La constitution allemande stipule que les dépenses fédérales ne peuvent augmenter qu'avec des limites et qu'aucune « nouvelle dette » ne peut être contractée. Pour le soutien militaire supplémentaire à l'Ukraine et pour la promesse électorale du SPD en matière de relance économique (y compris l'augmentation du salaire minimum légal), un assouplissement de ce « frein à l'endettement » est nécessaire, ce que le FDP libéral avait bloqué pendant deux ans dans la précédente « coalition feu tricolore ». À cette époque, l'opposition CDU/CSU était également contre tout nouvel argent pour l'Ukraine et pour la relance économique.
Ces deux éléments majeurs d'un accord de coalition « noir-rouge » doivent être approuvés cette semaine lors de deux sessions extraordinaires du Bundestag dans sa composition « ancienne », car pour modifier la constitution, une majorité des deux tiers est nécessaire. CDU/CSU et SPD ne disposeront pas de cette majorité après la semaine prochaine, lorsque le nouveau Bundestag se réunira pour la première fois. La coalition centriste gauche actuelle (déchue) de SPD et des Verts, avec la CDU/CSU, détient encore cette majorité des deux tiers.

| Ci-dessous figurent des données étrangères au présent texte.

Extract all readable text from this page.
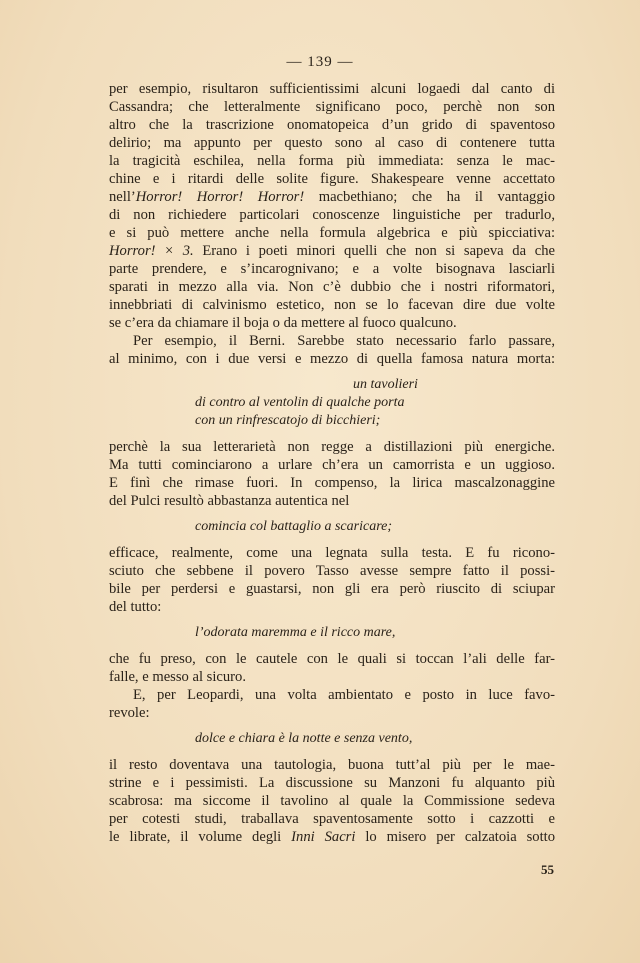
— 139 —
per esempio, risultaron sufficientissimi alcuni logaedi dal canto di
Cassandra; che letteralmente significano poco, perchè non son
altro che la trascrizione onomatopeica d’un grido di spaventoso
delirio; ma appunto per questo sono al caso di contenere tutta
la tragicità eschilea, nella forma più immediata: senza le mac-
chine e i ritardi delle solite figure. Shakespeare venne accettato
nell’Horror! Horror! Horror! macbethiano; che ha il vantaggio
di non richiedere particolari conoscenze linguistiche per tradurlo,
e si può mettere anche nella formula algebrica e più spicciativa:
Horror! × 3. Erano i poeti minori quelli che non si sapeva da che
parte prendere, e s’incarognivano; e a volte bisognava lasciarli
sparati in mezzo alla via. Non c’è dubbio che i nostri riformatori,
innebbriati di calvinismo estetico, non se lo facevan dire due volte
se c’era da chiamare il boja o da mettere al fuoco qualcuno.
Per esempio, il Berni. Sarebbe stato necessario farlo passare,
al minimo, con i due versi e mezzo di quella famosa natura morta:
un tavolieri
di contro al ventolin di qualche porta
con un rinfrescatojo di bicchieri;
perchè la sua letterarietà non regge a distillazioni più energiche.
Ma tutti cominciarono a urlare ch’era un camorrista e un uggioso.
E finì che rimase fuori. In compenso, la lirica mascalzonaggine
del Pulci resultò abbastanza autentica nel
comincia col battaglio a scaricare;
efficace, realmente, come una legnata sulla testa. E fu ricono-
sciuto che sebbene il povero Tasso avesse sempre fatto il possi-
bile per perdersi e guastarsi, non gli era però riuscito di sciupar
del tutto:
l’odorata maremma e il ricco mare,
che fu preso, con le cautele con le quali si toccan l’ali delle far-
falle, e messo al sicuro.
E, per Leopardi, una volta ambientato e posto in luce favo-
revole:
dolce e chiara è la notte e senza vento,
il resto doventava una tautologia, buona tutt’al più per le mae-
strine e i pessimisti. La discussione su Manzoni fu alquanto più
scabrosa: ma siccome il tavolino al quale la Commissione sedeva
per cotesti studi, traballava spaventosamente sotto i cazzotti e
le librate, il volume degli Inni Sacri lo misero per calzatoia sotto
55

Ces deux premières grandes étapes ne sont pas encore gagnées pour le formateur et chancelier désigné Merz, car la direction des Verts voit diverses ambiguïtés et incertitudes. Il n'est donc pas encore certain que les Verts (exclus par la CDU/CSU d’un nouveau gouvernement) vont soutenir la modification constitutionnelle nécessaire. Cela tient aussi au fait que Merz souhaite reporter tous ses autres projets dans les semaines à venir à seize groupes de travail CDU et SPD au sein du nouveau Bundestag, y compris un dédié à l'agriculture.
En raison de cette méthode envisagée par Merz, les Verts n'ont aucune certitude que de nombreuses propositions récentes de leur ministre de l'Agriculture Cem Özdemir arriveront au bout, ou ne finiront par disparaître dans un tiroir sous un nouveau ministre de l'Agriculture (CDU ?). Il faut noter que, ces dernières années, la CDU/CSU a voté contre la plupart des propositions agricoles en tant qu'opposition, sans pour autant soumettre sa propre vision ni propositions concrètes.
Par exemple, le programme « modernisation et avenir » de la commission Borchert qui traîne depuis des années reste totalement flou dans la nouvelle coalition noir-rouge. Il en va de même pour la « loi sur le fumier » qui dort depuis cinq ans et à laquelle de nombreux Länder dirigés par la CDU participent mollement. Le seul sujet clairement validé à ce stade est le rétablissement de l'annulation très discutée de la suppression du diesel agricole bon marché. Il est également acquis que le nouveau gouvernement allemand ne s'opposera pas à l'accord Mercosur.
Le président de l’Union des agriculteurs allemands, Joachim Rukwied, voit à la fois des points positifs et des points d'ombre dans les résultats des premiers pourparlers de coalition. Il se réjouit du rétablissement complet de la restitution sur le diesel agricole. Toutefois, Rukwied critique la hausse prévue du salaire minimum à 15 euros, en particulier dans les secteurs des fruits, légumes et viticulture.